Market operators are understandably likely to look elsewhere, regardless of pricing, if the current repository is on the way out of business.
The "orderly wind-down" scenario includes the suggestion that there could be a negotiation with bondholders to get them to bear a part of the pain and avoid the need for the capital injection.
Subordinated bondholders, currently holding €5bn, have already marked down the value of their holdings to a very substantial extent.
There is a market for this kind of paper, which is where any "negotiation" would take place.
It is idle to suggest that the Government or the bank could otherwise compel bondholders to bear "pain" -- they cannot simply repudiate their debt obligations.
Obligations to central banks, at €23.5bn, would remain and would have to be met.
The "orderly wind-down" scenario would lead to a requirement to meet very substantial obligations in a foreseeable timescale without the ability to gain access to further funding.
Far from avoiding commitments, it would crystallise them.

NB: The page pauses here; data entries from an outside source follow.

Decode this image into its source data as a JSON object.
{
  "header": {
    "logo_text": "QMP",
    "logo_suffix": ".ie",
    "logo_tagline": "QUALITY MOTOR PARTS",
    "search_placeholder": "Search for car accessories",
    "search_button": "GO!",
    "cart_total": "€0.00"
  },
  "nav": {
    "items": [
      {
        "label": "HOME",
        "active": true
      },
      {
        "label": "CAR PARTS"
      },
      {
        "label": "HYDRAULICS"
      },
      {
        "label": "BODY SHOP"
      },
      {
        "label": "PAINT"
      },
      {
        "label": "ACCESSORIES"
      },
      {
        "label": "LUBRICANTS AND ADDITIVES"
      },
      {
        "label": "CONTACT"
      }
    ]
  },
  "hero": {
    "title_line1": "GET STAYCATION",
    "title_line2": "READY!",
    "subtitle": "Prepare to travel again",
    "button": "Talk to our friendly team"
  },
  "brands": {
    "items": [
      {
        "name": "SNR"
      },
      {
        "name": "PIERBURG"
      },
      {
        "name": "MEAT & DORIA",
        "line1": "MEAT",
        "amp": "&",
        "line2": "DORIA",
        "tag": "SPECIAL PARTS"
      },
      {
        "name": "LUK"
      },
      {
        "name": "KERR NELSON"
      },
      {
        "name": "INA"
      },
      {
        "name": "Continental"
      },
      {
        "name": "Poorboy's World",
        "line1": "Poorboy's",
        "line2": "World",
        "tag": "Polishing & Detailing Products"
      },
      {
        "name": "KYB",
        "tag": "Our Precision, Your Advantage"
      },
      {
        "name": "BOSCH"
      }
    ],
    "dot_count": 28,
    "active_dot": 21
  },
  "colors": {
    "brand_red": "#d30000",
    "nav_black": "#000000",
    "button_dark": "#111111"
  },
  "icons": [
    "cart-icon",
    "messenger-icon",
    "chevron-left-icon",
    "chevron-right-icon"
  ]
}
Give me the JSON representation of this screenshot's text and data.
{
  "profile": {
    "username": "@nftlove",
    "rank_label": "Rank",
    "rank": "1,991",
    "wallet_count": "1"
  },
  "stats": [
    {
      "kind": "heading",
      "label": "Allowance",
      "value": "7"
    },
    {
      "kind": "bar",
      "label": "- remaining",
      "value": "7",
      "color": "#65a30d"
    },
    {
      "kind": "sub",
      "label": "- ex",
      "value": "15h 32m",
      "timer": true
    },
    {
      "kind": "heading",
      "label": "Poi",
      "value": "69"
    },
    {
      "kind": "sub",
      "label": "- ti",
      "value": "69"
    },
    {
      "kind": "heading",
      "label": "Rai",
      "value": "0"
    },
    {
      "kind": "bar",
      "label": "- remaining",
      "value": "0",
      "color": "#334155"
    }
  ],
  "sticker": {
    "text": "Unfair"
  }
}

Current policy is to reinforce the bank's capital, de-risk it, shrink the balance sheet by the transfer of parts of its loan book to the National Asset Management Agency and to produce a new business plan.
This "going concern" scenario makes it possible for the bank to deal normally with the performing parts of its loan book and to adopt an active policy of liability management.
It gives it space to develop new activities. It avoids having to meet larger commitments in the short to medium term and secures the best outcome from the capital injection now required.
Alan Dukes was appointed to the board of Anglo Irish Bank in December under the Bank Guarantee Scheme. The contents of this article are the personal views of the author.